Personal information
- Date of birth: 5 May 1990 (age 36)
- Place of birth: Watford, England
- Position: Defender

Youth career
- 2006–2008: Luton Town

Senior career*
- Years: Team / Apps / (Gls)
- 2008–2010: Rushden & Diamonds / 5 / (0)
- 2009: → Bedford Town (loan) / 6 / (1)
- 2009–2010: → Weymouth (loan) / 24 / (1)
- 2010–2011: Weymouth / 10 / (0)
- 2012: VSI Tampa Flames / 16 / (1)
- 2013: VSI Tampa Bay / 9 / (0)
- 2014: IMG Academy Bradenton / 12 / (0)
- 2015: Colorado Springs Switchbacks / 6 / (0)
- 2016: Tampa Bay Rowdies 2 / 0 / (0)

= Jamie McGuinness =

English footballer

Jamie McGuinness (born 5 May 1990) is an English footballer who plays as a defender and is currently without a team.

==Career==
After spending time in Luton Town's youth system, McGuinness joined Football Conference side Rushden & Diamonds where he made five appearances during the 2008–09 season. In the 2009–10 season, McGuinness was sent on loan to Bedford Town and Weymouth before signing a permanent deal with Weymouth in 2010-11 and made 10 appearances for the club during the year.

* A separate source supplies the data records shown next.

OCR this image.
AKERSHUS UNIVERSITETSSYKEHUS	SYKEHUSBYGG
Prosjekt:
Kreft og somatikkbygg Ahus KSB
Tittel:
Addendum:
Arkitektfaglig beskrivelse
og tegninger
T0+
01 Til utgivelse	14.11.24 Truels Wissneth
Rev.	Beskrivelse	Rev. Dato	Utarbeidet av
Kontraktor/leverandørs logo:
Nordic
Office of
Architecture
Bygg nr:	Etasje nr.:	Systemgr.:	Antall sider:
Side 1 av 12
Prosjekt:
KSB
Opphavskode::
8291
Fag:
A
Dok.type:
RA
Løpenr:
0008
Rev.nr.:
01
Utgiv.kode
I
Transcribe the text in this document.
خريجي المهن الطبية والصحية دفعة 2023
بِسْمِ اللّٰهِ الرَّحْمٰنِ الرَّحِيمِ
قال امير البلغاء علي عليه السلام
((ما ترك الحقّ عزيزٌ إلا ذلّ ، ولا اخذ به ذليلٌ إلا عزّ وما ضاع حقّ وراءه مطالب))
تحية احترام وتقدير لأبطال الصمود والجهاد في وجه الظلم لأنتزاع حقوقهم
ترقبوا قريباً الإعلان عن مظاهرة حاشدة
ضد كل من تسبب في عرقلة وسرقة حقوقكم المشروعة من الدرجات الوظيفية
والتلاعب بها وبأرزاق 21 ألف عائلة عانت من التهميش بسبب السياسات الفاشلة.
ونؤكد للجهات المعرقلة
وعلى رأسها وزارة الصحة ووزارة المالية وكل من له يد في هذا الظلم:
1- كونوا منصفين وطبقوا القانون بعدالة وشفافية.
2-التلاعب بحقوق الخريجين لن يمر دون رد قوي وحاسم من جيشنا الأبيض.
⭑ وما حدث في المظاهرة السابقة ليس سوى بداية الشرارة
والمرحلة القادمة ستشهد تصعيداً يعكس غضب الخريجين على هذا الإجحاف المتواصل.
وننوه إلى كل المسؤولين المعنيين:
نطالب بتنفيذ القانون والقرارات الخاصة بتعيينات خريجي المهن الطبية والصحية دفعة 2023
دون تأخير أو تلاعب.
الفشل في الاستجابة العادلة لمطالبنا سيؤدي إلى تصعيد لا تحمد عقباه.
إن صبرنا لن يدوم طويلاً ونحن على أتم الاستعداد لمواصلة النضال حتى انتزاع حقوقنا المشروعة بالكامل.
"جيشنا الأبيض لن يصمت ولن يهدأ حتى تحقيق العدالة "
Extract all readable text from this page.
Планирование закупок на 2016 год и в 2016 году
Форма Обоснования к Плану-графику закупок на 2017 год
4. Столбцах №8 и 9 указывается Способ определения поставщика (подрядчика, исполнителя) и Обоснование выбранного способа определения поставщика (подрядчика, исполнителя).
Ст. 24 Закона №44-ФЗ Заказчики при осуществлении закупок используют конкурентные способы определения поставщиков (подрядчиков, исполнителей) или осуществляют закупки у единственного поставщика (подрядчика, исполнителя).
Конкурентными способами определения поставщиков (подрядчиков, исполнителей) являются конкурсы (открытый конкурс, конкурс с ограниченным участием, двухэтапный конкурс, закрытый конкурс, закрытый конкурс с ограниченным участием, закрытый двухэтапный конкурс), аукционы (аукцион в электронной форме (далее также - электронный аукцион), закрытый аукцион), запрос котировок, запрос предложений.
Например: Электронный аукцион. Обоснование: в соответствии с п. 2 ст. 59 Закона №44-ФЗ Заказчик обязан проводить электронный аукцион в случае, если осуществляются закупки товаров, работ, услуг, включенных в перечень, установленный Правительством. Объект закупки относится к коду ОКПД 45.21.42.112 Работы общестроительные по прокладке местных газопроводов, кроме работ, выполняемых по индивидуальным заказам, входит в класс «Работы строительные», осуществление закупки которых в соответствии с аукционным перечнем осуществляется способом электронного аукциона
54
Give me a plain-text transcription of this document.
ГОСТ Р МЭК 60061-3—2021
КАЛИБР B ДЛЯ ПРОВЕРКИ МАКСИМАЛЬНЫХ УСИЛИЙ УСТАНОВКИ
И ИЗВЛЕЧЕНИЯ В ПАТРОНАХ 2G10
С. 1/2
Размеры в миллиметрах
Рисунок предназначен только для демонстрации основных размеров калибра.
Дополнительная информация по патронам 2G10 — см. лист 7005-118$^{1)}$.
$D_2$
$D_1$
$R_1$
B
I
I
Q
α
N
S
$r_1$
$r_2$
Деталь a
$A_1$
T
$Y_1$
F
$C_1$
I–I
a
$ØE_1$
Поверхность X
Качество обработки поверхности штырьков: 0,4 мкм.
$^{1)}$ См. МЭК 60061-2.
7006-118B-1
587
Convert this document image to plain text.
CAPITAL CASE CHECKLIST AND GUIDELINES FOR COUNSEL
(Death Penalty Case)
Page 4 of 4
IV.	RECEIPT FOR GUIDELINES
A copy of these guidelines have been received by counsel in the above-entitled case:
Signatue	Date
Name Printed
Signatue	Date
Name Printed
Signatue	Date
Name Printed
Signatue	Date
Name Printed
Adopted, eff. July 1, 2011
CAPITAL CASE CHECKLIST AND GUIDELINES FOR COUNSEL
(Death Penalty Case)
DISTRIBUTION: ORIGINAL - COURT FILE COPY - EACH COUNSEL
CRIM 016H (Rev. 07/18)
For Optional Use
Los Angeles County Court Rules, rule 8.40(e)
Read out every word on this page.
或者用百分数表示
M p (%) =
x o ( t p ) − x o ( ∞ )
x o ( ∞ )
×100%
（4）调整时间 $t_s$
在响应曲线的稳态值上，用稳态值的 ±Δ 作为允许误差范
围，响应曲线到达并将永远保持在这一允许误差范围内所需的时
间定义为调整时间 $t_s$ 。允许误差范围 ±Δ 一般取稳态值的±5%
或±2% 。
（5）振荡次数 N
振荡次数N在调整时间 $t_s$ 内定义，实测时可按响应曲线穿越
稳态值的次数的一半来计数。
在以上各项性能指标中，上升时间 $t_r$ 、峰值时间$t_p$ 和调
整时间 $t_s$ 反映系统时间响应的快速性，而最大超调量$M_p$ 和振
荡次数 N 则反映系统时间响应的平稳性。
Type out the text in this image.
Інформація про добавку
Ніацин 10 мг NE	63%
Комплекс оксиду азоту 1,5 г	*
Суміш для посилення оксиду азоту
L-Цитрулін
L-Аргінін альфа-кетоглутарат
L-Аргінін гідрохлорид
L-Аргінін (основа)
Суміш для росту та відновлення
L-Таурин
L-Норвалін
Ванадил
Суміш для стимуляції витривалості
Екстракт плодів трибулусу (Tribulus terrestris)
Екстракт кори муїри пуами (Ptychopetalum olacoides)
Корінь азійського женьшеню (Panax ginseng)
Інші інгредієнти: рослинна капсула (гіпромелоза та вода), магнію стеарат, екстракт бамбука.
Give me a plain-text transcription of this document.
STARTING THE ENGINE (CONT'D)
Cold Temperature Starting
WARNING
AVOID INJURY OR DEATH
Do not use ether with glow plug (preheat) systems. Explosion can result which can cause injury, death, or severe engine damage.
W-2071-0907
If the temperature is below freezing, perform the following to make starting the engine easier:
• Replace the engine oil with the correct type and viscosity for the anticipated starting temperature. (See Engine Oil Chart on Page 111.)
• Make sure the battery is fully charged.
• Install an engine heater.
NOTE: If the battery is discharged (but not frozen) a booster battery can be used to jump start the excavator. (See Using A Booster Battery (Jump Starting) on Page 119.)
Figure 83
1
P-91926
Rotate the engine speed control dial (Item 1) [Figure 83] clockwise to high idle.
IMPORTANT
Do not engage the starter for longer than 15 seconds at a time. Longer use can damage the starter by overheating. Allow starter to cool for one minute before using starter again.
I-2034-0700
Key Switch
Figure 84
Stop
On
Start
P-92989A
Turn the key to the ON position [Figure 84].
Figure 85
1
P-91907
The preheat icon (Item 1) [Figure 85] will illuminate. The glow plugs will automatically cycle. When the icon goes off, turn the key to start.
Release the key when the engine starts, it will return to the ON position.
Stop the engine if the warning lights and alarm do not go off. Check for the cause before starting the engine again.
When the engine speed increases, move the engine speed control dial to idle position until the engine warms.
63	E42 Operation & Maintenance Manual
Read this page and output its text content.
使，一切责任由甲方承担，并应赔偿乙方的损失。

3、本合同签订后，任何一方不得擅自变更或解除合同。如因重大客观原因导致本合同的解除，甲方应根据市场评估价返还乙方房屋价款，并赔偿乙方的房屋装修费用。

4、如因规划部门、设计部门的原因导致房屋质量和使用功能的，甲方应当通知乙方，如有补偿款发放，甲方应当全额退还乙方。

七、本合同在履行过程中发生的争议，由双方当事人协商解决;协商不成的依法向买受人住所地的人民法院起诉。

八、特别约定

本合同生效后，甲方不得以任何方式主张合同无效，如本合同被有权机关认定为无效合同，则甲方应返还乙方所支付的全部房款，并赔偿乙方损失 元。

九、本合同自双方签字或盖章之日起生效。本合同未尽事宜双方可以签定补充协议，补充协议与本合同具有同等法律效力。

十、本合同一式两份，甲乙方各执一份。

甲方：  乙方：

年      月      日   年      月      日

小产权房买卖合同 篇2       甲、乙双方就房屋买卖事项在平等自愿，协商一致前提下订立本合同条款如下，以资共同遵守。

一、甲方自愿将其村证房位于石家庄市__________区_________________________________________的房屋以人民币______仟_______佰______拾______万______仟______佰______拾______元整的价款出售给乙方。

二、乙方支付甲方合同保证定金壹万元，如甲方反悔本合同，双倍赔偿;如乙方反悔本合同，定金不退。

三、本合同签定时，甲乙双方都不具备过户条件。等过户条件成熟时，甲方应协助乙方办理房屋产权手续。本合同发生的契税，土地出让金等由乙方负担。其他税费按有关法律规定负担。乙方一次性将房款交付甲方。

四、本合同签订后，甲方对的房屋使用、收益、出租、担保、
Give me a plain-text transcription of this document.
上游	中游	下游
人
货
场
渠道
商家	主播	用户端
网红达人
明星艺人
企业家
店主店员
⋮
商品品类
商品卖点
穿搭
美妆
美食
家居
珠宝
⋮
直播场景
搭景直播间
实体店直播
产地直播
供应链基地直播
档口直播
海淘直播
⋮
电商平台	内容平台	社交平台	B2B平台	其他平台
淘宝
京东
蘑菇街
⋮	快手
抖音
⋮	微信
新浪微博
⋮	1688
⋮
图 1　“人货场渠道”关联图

In 2012, McGuinness moved to the U.S. and joined PDL side VSI Tampa Flames where he made 16 appearances and scored his only goal of the year in the season opener on 6 May which ended in a 4–2 defeat to Ocala Stampede. He also led the club with five assists.

On 5 February 2013, McGuinness signed with newly formed USL Pro side VSI Tampa Bay FC. He made his debut on 1 June as a substitute in an inter-league match with the Portland Timbers Reserves which ended in a 4–4 draw after Tampa Bay conceded three unanswered goals in the second half.

On 23 January 2015, it was announced that McGuiness that was the second player on the squad of Colorado Springs Switchbacks FC

McGuinness was announced on 14 April 2016 as a member of the initial roster for the Tampa Bay Rowdies' NPSL reserve side Rowdies 2. Despite being rostered with the NPSL, McGuinness never appeared in a match with Rowdies 2.